NEW YORK (dpa-AFX) - US-Staatsanleihen haben sich am Freitag etwas leichter gezeigt. Der Terminkontrakt für zehnjährige Treasuries (T-Note-Future) fiel um 0,17 Prozent auf 117,84 Punkte. Die gegenläufige Rendite für zehnjährige Staatspapiere stieg weiter bis auf 3,13 Prozent. Sie bewegte sich damit auf dem Niveau von Ende 2018.

Am Anleihemarkt steigen die Renditen bereits seit Anfang März kontinuierlich an. Für Auftrieb sorgt die Aussicht auf eine entschlossene Gangart der US-Notenbank Fed zur Bekämpfung der hohen Inflation. An diesem Trend änderten auch jüngste Daten vom Jobmarkt nichts. "Wieder ein deutlicher Aufbau von neuen Stellen - die Fed bleibt unter Druck", schrieb Analyst Tobias Basse von der NordLB in einem Kommentar.

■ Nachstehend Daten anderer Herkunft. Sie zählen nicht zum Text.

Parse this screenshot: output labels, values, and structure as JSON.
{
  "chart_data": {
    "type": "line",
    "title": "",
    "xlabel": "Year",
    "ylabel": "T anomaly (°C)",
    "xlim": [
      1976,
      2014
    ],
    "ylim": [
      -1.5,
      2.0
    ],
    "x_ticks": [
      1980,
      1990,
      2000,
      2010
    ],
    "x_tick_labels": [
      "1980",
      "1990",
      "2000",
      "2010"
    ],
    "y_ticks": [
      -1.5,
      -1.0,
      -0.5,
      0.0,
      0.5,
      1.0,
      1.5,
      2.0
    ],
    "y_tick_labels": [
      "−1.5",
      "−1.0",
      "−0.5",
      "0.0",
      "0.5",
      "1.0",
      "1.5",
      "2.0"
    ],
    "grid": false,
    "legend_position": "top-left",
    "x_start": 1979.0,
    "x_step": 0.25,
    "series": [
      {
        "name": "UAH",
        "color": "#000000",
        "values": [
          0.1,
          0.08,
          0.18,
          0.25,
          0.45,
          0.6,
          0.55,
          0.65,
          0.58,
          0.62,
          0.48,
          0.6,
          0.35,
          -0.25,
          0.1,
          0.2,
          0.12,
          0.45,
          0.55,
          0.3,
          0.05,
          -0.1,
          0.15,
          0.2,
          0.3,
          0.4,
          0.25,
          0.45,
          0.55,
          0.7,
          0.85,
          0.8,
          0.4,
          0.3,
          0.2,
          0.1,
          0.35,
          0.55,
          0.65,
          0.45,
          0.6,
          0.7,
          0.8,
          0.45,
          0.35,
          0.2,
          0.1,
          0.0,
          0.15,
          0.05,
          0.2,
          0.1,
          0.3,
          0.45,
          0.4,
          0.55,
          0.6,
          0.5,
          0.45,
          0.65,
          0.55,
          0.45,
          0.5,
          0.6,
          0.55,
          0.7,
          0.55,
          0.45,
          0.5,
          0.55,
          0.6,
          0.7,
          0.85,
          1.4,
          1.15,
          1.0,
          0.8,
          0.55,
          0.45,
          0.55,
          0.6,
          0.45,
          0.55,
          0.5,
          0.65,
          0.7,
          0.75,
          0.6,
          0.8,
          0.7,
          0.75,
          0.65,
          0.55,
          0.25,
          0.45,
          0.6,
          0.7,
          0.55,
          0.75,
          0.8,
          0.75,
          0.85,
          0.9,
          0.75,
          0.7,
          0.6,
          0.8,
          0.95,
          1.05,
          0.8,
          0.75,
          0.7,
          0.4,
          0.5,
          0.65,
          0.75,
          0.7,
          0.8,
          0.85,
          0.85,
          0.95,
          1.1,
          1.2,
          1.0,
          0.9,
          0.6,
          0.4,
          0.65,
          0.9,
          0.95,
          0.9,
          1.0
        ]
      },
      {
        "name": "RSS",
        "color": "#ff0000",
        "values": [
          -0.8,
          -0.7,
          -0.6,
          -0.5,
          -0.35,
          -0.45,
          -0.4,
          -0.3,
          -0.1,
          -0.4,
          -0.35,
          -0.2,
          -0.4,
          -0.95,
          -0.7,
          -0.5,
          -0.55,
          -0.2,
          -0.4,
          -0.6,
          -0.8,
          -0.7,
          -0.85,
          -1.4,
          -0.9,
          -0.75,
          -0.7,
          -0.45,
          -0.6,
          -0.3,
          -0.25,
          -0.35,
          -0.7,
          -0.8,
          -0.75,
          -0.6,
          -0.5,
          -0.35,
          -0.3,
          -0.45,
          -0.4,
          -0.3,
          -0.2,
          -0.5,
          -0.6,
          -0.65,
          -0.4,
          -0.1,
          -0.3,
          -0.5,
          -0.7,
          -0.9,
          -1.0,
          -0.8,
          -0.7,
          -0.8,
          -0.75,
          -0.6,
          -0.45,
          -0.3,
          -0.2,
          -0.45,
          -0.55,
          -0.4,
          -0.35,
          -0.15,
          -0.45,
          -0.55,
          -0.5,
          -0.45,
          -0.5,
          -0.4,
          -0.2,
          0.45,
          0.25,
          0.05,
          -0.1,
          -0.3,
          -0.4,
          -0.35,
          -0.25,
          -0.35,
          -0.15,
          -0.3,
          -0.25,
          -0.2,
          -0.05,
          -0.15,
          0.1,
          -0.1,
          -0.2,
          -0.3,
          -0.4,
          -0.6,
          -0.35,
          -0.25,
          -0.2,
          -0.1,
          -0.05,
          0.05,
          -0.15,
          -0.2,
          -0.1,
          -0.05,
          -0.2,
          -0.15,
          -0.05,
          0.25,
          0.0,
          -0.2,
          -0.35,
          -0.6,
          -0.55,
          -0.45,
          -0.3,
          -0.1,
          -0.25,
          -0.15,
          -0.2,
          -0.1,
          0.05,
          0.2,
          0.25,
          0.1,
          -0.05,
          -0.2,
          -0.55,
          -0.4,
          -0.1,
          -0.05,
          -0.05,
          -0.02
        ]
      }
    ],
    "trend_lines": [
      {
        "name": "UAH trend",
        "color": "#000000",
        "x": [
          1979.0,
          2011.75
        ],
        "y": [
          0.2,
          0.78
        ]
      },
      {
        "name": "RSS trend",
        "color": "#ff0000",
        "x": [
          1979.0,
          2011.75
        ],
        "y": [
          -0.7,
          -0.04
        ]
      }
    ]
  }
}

Die US-Wirtschaft hat im April mehr Arbeitsplätze geschaffen als erwartet, während sich die Arbeitslosigkeit faktisch nicht verändert hat. Die Löhne stiegen derweil schwächer als erwartet. "Die Erholung am US-Arbeitsmarkt setzt sich ungeachtet der durch den Einmarsch Russlands in die Ukraine ausgelösten Verwerfungen nahezu ungebremst fort", schrieb Volkswirt Dirk Chlench von der Landesbank Baden-Württemberg. Die Beschäftigung sei nicht mehr weit von ihrem Vorkrisenniveau entfernt. Alles in allen liefere der US-Arbeitsmarktbericht keine Gründe für die Fed, von ihren avisierten Zinsschritten größeren Ausmaßes Abstand zu nehmen.